A SpaceX iniciou oficialmente suas negociações na Nasdaq nesta sexta-feira, consolidando o maior IPO da história de Wall Street. Com uma avaliação de mercado de US$ 1,77 trilhão, as ações abriram com forte valorização de cerca de 30%, impulsionadas por uma demanda massiva que superou US$ 350 bilhões. Diferente do modelo tradicional, a companhia optou por definir o preço de US$ 135 por ação antecipadamente, sem a utilização de uma faixa de preço aberta. Para o público brasileiro, a operação também trouxe novidades, com a disponibilização de BDRs da empresa na B3, sob o código SPCX34, permitindo que investidores locais participem do ativo. Para assegurar a integridade do sistema durante a estreia, bolsas e corretoras reforçaram sua infraestrutura tecnológica, prevenindo falhas diante do alto volume de ordens.
Para garantir a listagem da companhia, a Nasdaq implementou mudanças estratégicas em suas normas entre março e maio. As alterações eliminam a exigência de 10% de ações em free float para o cálculo de peso no índice Nasdaq 100. Com as novas regras, a SpaceX pode integrar o índice já em julho, após o 15º dia de negociação, caso mantenha o valuation atual. A medida facilita a entrada de fundos e ETFs que replicam o índice, garantindo maior liquidez ao papel, mas também elevando a volatilidade no curto prazo devido às compras automáticas programadas.
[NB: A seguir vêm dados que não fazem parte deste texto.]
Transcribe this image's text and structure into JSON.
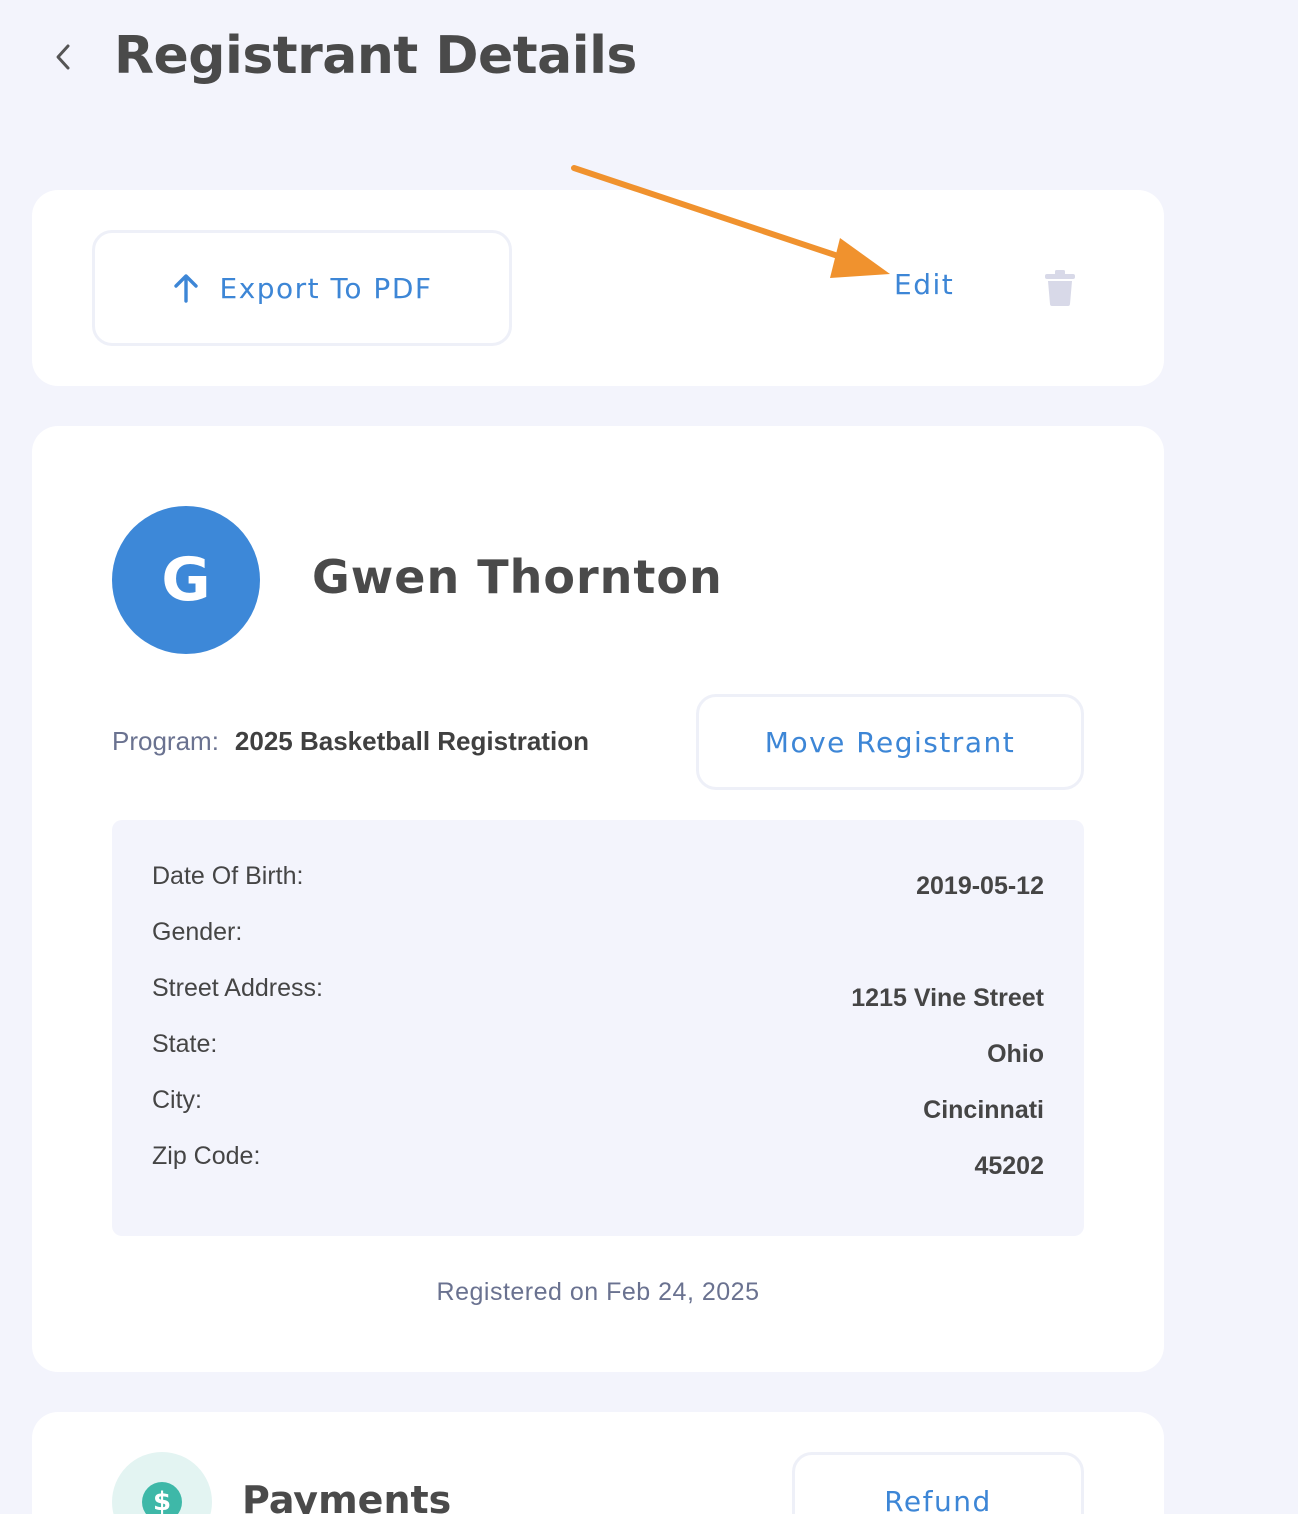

O evento marca um momento histórico para o setor aeroespacial e trouxe à tona debates sobre a liquidez nos mercados financeiros globais. Analistas observam se a magnitude da operação pode impactar o fluxo de investimentos em mercados emergentes, enquanto avaliam a governança centralizada de Elon Musk e a sinergia com a Tesla. O desempenho das ações é acompanhado de perto como um teste para o chamado 'prêmio Musk', especialmente no atual cenário político dos Estados Unidos, onde a influência do empresário é um fator de peso para o mercado.
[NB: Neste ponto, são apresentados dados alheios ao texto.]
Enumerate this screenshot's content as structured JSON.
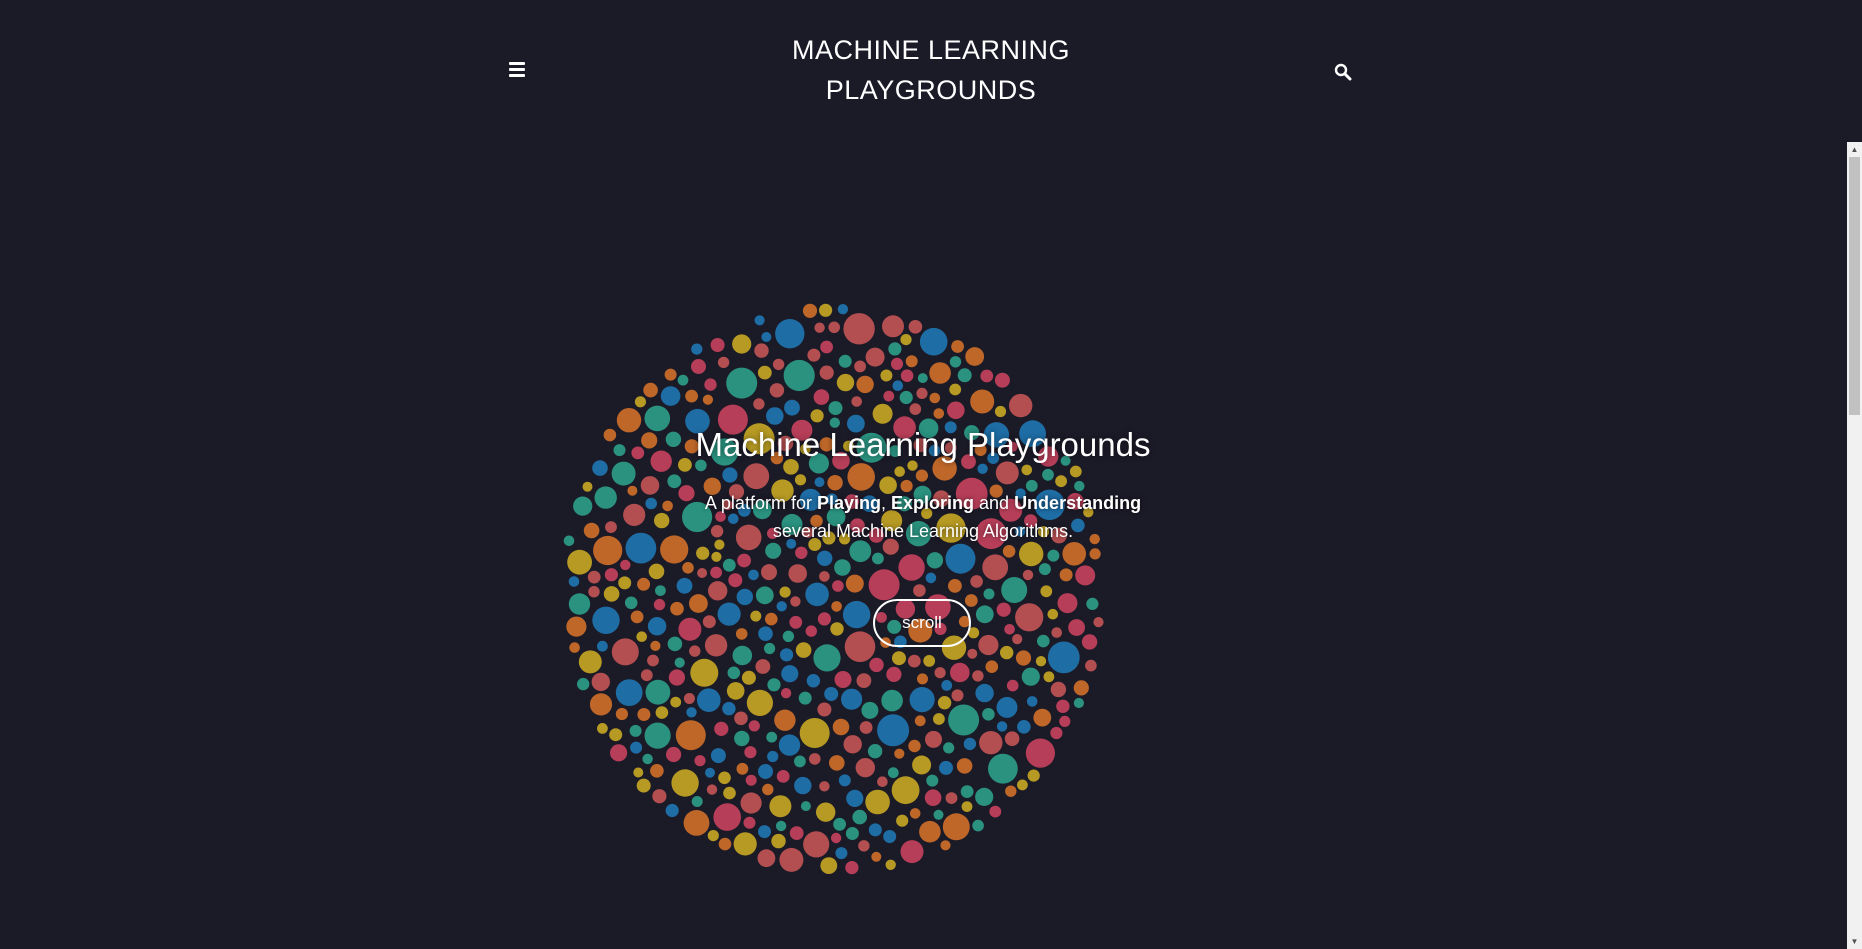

Em meio ao ceticismo de parte dos analistas sobre os múltiplos de avaliação diante dos prejuízos recentes, a COO Gwynne Shotwell reforçou que a estratégia da empresa prioriza objetivos de longo prazo em infraestrutura espacial e inteligência artificial em detrimento de resultados trimestrais imediatos. A expectativa de alta permanece elevada entre investidores, que veem na SpaceX um ativo estratégico, apesar das incertezas inerentes a um setor de capital intensivo e alta complexidade tecnológica.